O professor também discute – com base nos postulados do filósofo austríaco-britânico Ludwig Wittgenstein (1889-1951) – a “função decisiva” que a linguagem e seus mecanismos desempenham na construção do conhecimento científico, aspecto que ainda não havia sido abordado profundamente pelos demais autores. “Wittgenstein nos possibilita compreender o conhecimento científico como um tipo de tessitura entre o social e sua linguagem, por um lado, e a natureza, por outro.
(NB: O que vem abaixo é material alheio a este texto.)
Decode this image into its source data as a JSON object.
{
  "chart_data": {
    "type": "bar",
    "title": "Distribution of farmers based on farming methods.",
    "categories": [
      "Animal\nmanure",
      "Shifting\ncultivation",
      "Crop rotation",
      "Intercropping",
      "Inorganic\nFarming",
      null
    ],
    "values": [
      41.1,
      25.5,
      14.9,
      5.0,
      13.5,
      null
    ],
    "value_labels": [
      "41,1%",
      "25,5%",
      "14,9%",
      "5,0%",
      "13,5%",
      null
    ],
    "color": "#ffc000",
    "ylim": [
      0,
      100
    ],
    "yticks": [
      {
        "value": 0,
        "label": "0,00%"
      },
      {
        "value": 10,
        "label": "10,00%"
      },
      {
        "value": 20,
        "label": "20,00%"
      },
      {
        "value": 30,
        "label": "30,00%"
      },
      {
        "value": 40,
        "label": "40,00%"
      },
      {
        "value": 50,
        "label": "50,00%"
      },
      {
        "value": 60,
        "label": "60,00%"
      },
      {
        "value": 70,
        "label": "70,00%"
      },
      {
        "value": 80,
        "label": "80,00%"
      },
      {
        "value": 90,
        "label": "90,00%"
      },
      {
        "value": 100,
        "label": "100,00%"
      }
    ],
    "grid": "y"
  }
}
O processo dessa tessitura constitui a historicidade do conhecimento”, escreve Condé.
“Não é nada trivial que a ciência tenha, além de uma história ordinária, uma determinada historicidade”, opina Eduardo Salles de Oliveira Barra, professor de Filosofia da Universidade Federal do Paraná (UFPR), no prefácio do volume. “Para nosso autor, a historicidade da ciência não é definitivamente mera contingência. Ao contrário, ela deve ser admitida como uma questão de direito sobre a ciência, isto é, uma condição sine qua non para que a ciência seja o que é, sob qualquer ponto de vista.”
Para Eduardo Barra, “admitir que a história é condição para o resultado das investigações científicas significa afirmar que, se a história fosse outra, determinados resultados poderiam, absolutamente, não existir”, ou mesmo ser completamente diferentes. Dito de outro modo, admitir o papel da história na ciência é admitir que seus resultados não são fruto do descobrimento de verdades; são também construtos, só válidos quando se leva em consideração também o regime histórico em que eles são produzidos e mobilizados.
Livro: Um papel para a história: o problema da historicidade da ciência
Autor: Mauro Lúcio Leitão Condé
Editora UFPR
171 páginas / R$ 30 (preço de capa)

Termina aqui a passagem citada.